How to Type
Time Limit: 2000/1000 MS (Java/Others) Memory Limit: 32768/32768 K (Java/Others)Total Submission(s): 7829 Accepted Submission(s): 3519
Problem Description
Pirates have finished developing the typing software. He called Cathy to test his typing software. She is good at thinking. After testing for several days, she finds that if she types a string by some ways, she will type the key at least. But she has a bad habit that if the caps lock is on, she must turn off it, after she finishes typing. Now she wants to know the smallest times of typing the key to finish typing a string.
Input
The first line is an integer t (t<=100), which is the number of test case in the input file. For each test case, there is only one string which consists of lowercase letter and upper case letter. The length of the string is at most 100.
Output
For each test case, you must output the smallest times of typing the key to finish typing this string.
Sample Input
3
Pirates
HDUacm
HDUACM
Sample Output
8
8
8
Hint
The string “Pirates”, can type this way, Shift, p, i, r, a, t, e, s, the answer is 8. The string “HDUacm”, can type this way, Caps lock, h, d, u, Caps lock, a, c, m, the answer is 8 The string "HDUACM", can type this way Caps lock h, d, u, a, c, m, Caps lock, the answer is 8
设a[ i ],b[ i ]两数组分别代表Caps lock关与开时打印第 i 个字母的最少操作数。

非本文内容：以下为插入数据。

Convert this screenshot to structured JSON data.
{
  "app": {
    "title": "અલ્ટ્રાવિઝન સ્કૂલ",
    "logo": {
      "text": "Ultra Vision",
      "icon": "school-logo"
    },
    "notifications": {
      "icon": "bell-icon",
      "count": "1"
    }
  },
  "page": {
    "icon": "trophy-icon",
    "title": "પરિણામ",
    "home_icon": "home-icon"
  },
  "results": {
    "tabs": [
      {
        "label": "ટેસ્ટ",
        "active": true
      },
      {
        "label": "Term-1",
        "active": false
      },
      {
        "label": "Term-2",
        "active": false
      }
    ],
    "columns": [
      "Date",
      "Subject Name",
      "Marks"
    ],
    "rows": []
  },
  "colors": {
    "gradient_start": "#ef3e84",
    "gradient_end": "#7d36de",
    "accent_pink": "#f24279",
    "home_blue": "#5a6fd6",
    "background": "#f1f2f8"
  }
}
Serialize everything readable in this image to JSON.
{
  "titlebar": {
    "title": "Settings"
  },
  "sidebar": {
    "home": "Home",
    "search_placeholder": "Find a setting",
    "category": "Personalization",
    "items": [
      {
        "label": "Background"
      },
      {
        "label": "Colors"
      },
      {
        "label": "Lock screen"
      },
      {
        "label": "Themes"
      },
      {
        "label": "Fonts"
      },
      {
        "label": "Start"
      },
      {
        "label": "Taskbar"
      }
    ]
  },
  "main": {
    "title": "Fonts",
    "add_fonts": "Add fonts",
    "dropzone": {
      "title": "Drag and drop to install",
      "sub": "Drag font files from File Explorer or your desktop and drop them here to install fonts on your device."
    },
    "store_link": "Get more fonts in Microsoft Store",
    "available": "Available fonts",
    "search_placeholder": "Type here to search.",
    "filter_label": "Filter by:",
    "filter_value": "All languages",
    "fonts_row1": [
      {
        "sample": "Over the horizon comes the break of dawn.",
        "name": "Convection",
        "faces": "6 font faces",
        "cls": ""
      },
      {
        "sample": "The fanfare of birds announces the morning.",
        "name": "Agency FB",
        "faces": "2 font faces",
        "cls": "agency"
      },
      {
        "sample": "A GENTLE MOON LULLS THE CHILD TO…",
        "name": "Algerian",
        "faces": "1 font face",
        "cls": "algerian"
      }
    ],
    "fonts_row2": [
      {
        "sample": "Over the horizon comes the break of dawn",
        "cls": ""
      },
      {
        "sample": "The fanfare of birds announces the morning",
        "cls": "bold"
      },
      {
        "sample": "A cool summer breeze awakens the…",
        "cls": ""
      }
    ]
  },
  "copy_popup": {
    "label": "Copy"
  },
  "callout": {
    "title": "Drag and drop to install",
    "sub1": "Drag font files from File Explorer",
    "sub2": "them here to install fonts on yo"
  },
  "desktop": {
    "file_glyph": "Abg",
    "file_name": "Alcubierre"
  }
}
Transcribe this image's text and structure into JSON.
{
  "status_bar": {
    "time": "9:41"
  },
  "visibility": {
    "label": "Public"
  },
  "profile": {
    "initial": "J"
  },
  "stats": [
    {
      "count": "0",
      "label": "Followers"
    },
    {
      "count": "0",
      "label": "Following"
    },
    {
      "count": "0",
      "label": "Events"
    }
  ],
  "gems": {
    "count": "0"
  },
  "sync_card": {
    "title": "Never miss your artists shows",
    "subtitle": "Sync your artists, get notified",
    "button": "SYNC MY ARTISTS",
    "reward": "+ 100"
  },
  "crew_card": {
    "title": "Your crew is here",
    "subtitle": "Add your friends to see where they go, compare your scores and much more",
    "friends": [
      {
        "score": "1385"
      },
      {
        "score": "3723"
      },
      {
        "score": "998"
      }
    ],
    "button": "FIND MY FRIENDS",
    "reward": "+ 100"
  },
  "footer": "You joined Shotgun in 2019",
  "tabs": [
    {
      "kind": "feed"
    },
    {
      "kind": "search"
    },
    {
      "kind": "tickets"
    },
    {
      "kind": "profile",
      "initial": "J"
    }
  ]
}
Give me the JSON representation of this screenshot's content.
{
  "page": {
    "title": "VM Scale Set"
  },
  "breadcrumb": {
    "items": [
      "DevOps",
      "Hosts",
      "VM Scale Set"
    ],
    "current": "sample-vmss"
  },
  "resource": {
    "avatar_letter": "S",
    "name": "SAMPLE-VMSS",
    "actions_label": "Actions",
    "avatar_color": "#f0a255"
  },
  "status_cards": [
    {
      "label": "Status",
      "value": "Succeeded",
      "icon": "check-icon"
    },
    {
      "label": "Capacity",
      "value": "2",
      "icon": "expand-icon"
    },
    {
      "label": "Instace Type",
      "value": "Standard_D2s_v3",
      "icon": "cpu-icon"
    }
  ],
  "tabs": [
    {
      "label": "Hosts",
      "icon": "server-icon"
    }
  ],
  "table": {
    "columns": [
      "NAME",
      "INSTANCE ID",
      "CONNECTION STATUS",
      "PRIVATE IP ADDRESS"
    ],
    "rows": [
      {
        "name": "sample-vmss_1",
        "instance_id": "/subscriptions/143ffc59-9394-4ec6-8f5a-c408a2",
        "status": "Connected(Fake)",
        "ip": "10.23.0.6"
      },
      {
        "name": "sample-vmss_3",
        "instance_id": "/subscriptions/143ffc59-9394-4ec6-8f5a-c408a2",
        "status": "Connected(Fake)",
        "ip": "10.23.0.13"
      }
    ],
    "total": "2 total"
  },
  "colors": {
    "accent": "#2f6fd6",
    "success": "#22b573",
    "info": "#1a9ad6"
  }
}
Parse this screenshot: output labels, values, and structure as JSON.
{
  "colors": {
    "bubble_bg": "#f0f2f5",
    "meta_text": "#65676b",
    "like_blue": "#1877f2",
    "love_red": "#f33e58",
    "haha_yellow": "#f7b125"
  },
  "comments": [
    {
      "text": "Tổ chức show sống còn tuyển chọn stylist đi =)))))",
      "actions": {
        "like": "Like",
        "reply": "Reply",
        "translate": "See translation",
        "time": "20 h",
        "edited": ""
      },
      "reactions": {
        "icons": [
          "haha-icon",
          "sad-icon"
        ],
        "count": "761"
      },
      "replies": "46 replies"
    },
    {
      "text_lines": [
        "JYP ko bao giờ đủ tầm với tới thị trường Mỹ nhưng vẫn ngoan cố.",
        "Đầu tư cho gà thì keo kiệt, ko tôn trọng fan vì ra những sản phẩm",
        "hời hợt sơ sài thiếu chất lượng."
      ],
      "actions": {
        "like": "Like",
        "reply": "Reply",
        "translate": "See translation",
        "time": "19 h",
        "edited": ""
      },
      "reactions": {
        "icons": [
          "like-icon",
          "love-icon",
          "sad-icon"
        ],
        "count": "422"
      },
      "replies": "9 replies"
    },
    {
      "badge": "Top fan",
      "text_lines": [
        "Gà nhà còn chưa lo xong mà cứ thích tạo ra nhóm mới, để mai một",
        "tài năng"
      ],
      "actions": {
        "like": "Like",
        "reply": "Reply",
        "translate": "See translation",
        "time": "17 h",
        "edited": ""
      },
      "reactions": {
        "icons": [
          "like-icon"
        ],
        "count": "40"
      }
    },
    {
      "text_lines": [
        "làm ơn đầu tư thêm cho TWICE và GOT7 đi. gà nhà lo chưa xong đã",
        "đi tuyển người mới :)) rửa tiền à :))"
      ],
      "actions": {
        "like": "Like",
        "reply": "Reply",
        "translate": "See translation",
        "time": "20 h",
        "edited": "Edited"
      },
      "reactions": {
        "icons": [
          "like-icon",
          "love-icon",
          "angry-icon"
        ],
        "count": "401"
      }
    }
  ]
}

同时又要分大小写两种情况考虑:
c[ i ]是小写时:
a[i]=min(a[i-1]+1,b[i-1]+2);Caps lock关,小写直接输入+1;Caps lock开,shift +输入,共2次。
b[i]=min(a[i-1]+2,b[i-1]+2);小写直接输入+1,同时打开Caps lock,两次; Caps lock开,shift +输入,共2次。
c[ i ]是大写时:
a[i]=min(a[i-1]+2,b[i-1]+2);Caps lock关,shift +输入,共2次;Caps lock开,输入加关闭Caps lock,共2次。
b[i]=min(a[i-1]+2,b[i-1]+1);打开Caps lock,再输入,两次;直接输入1次
最后要注意b数组b[ 0 ]=1 , 最开始要打开Caps lock,操作一次;b[ len ]+=1 , 最后要关闭Caps lock
#include<stdio.h>
#include<algorithm>
#include<string.h>
using namespace std;
int a[105];
int b[105];
char c[105];
int main()
{
int t;
scanf("%d",&t);
while(t--)
{
memset(a,0,sizeof(a));
memset(b,0,sizeof(b));
b[0]=1;
scanf("%s",c+1);
int len=strlen(c+1);
for(int i=1;i<=len;i++)
{
if(c[i]>='a'&&c[i]<='z')
{
a[i]=min(a[i-1]+1,b[i-1]+2);
b[i]=min(a[i-1]+2,b[i-1]+2);
}
else if(c[i]>='A'&&c[i]<='Z')
{
a[i]=min(a[i-1]+2,b[i-1]+2);
b[i]=min(a[i-1]+2,b[i-1]+1);
}
}
b[len]++;
if(a[len]<b[len])
{
printf("%d\n",a[len]);
}
else printf("%d\n",b[len]);
}
return 0;
}